Elliott Wave Pattern, also known as Elliott Wave Theory, is a method of analyzing price charts developed by American financial analyst Ralph Nelson Elliott. It is based on the assumption that market prices move in certain cyclical waves and have a characteristic structure.
The basic principles of the Elliott Wave pattern include:1. Wave structure: The Elliott Wave pattern assumes that market prices form five ascending waves (called "impulse waves") and three descending waves (called "corrective waves").
Impulse waves indicate the main movement of the market in the direction of the trend, and corrective waves represent temporary deviations from the main trend.
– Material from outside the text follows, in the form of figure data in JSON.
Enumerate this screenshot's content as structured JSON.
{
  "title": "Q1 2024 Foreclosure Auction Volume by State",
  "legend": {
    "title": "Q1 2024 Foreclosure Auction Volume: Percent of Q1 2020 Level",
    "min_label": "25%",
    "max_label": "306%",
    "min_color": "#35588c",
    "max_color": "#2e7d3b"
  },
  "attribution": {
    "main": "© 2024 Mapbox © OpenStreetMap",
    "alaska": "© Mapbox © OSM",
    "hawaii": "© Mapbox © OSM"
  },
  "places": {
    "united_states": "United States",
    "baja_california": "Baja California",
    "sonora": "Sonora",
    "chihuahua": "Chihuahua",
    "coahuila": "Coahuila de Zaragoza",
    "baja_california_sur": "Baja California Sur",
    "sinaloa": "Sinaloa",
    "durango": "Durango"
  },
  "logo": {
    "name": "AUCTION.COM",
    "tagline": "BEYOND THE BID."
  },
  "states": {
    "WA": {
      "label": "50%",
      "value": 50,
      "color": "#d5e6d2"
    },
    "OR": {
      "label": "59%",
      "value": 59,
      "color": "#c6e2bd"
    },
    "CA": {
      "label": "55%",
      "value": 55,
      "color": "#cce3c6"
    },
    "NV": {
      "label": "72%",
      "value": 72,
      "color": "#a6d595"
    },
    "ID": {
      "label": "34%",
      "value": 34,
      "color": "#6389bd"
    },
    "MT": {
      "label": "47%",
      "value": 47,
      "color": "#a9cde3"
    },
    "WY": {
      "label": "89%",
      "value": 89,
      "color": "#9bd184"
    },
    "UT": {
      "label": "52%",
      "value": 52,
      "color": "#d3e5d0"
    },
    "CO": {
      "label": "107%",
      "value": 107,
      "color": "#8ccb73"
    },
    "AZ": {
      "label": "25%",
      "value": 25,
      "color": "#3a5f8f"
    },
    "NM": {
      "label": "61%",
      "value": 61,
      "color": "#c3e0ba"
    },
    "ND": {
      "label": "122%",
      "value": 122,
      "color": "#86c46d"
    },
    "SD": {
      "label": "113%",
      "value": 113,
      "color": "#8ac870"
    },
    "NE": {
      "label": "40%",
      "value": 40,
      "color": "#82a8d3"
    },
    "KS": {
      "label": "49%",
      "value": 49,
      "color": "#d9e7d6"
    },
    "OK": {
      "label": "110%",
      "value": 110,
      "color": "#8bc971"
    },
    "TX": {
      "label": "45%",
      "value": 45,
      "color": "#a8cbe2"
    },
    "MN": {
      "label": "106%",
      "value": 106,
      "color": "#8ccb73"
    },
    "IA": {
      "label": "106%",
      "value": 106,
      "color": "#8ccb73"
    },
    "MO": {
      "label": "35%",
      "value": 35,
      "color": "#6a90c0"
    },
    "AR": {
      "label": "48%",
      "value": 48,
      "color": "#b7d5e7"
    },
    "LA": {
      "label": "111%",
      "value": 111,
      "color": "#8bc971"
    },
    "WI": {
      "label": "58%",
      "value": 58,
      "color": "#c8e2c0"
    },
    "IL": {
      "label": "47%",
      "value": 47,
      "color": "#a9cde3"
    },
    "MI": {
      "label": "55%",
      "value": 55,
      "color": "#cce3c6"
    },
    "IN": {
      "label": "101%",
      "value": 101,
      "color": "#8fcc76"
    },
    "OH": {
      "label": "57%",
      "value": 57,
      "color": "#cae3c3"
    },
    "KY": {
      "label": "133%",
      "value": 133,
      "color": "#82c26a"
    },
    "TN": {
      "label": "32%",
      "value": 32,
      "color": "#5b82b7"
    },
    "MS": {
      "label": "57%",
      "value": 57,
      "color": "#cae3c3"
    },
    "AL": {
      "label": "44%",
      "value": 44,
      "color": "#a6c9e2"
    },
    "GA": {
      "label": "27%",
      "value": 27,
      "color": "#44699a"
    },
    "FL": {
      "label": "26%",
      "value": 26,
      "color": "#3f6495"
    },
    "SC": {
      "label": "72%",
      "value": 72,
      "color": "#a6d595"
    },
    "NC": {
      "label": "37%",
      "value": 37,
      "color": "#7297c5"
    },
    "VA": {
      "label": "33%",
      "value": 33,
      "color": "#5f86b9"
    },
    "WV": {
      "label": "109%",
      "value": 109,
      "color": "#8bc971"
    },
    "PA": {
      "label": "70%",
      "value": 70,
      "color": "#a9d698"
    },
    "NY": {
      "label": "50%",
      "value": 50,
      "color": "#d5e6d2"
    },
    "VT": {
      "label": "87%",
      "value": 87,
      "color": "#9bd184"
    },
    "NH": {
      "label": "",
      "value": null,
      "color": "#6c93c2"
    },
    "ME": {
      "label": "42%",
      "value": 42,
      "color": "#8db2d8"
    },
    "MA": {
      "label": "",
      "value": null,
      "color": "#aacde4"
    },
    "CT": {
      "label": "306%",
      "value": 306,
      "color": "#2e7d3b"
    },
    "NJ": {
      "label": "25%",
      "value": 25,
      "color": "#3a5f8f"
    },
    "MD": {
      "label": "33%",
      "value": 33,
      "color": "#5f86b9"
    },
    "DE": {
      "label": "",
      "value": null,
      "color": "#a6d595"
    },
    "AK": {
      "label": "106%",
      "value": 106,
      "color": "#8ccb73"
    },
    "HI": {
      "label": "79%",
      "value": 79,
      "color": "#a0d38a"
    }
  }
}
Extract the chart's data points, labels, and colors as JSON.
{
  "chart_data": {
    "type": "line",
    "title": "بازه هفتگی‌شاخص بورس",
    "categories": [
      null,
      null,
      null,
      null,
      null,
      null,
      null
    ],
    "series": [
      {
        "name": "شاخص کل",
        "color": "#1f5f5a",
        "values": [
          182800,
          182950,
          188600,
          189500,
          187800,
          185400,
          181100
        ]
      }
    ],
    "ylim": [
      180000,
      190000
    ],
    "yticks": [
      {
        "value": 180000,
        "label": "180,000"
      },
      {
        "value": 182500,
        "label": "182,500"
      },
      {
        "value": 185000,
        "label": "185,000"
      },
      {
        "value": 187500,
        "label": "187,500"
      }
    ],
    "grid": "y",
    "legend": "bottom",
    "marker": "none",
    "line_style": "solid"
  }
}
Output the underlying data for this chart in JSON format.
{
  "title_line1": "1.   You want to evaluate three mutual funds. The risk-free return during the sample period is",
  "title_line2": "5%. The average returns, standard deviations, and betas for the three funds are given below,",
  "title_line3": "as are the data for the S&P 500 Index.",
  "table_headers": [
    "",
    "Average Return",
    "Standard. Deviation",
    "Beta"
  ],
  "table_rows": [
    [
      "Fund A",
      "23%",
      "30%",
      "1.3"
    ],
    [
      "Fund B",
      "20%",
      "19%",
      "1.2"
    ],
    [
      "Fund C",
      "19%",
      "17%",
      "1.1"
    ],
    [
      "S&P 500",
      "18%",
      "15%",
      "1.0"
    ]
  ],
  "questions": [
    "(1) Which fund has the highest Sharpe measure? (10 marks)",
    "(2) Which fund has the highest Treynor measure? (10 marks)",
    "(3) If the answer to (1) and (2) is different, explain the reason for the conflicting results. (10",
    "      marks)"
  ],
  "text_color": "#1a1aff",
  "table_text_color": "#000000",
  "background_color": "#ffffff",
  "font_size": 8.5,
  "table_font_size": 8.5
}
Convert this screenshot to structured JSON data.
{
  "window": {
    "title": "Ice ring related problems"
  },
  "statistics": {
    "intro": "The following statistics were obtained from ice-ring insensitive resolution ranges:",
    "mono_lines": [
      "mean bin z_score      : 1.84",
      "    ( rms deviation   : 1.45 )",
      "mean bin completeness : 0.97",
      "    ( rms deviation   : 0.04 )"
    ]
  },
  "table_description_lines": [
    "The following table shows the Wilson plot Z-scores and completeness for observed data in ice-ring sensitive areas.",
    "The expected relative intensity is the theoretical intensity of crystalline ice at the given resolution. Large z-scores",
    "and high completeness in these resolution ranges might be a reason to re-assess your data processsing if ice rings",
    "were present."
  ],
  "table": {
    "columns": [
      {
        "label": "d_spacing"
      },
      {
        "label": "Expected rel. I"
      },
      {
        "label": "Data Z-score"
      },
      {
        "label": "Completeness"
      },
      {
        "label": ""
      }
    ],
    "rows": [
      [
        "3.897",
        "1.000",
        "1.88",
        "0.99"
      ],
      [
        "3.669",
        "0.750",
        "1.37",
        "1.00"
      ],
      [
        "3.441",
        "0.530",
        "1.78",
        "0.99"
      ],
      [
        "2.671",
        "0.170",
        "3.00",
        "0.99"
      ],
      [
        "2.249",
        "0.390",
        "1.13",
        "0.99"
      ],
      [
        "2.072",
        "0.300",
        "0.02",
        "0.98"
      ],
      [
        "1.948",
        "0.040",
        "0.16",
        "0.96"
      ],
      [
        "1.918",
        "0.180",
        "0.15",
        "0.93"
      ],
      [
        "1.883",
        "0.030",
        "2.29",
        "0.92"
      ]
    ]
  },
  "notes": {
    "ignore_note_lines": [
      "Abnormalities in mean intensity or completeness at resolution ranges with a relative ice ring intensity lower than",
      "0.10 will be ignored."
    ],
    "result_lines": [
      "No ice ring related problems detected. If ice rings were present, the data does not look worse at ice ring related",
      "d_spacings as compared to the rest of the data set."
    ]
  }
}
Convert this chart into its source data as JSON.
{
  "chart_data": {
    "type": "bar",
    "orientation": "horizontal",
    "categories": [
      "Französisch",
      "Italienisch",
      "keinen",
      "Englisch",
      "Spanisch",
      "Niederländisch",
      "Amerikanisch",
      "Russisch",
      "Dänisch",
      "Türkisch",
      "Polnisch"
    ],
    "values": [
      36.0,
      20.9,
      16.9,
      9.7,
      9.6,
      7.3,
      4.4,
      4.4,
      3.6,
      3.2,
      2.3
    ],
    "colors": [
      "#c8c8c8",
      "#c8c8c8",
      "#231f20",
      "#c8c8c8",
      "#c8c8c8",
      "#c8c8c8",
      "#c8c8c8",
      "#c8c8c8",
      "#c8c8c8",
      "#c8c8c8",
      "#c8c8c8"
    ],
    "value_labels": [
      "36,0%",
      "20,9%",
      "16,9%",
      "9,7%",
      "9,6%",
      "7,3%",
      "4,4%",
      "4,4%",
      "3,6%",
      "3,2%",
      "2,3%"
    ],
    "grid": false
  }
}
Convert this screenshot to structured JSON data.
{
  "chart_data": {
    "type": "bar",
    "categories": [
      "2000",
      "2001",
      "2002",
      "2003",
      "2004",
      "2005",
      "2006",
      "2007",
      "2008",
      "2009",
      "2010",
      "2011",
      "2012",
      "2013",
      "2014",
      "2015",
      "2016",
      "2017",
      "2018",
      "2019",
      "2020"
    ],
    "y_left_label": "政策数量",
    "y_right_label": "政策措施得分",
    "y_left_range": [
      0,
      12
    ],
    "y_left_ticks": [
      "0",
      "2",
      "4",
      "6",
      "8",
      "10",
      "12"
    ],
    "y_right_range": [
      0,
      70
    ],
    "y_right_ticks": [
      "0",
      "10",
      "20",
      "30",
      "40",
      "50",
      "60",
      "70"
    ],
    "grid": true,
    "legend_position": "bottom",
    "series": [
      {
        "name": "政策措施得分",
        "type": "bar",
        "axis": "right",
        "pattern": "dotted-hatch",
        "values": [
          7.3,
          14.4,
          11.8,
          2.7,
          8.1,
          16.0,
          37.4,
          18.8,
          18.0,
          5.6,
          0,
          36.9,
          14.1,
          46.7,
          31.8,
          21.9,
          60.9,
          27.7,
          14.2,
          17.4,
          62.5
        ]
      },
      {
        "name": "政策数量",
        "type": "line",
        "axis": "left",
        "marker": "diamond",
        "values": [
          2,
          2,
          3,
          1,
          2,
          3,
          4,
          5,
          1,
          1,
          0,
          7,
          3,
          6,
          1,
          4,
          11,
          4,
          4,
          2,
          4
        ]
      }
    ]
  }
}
2. Fibonacci Ratios: When analyzing the Elliott Wave pattern, Fibonacci ratios are used to determine potential support and resistance levels on the chart. Often prices return to certain Fibonacci levels after the completion of the wave structure.
3. Interaction of waves: The wave structure of the Elliott Wave pattern assumes that each wave has a connection with other waves and their relationships. For example, the third wave is usually the longest and strongest, and the fifth wave may be weaker than the previous ones.
The use of the Elliott Wave pattern in trading may include the following aspects:1. Trend Detection: The Elliott Wave pattern can help a trader determine the current market trend and its possible continuation or completion.
This can help the trader in making decisions about entering or exiting a position.
2. Determining Profit Targets: Elliott Wave pattern analysis can help a trader determine potential profit target levels based on Fibonacci ratios. This allows you to set exit levels from a position and lock in profits.
3. Risk Management: The Elliott Wave pattern can also help a trader determine stop loss levels for risk management. This allows the trader to limit potential losses in the event of an unfavorable price movement.
It is important to note that the successful use of the Elliott Wave pattern requires practice, experience and additional confirmatory analysis. Traders usually combine it with other tools and strategies to increase the reliability of signals and make more informed decisions.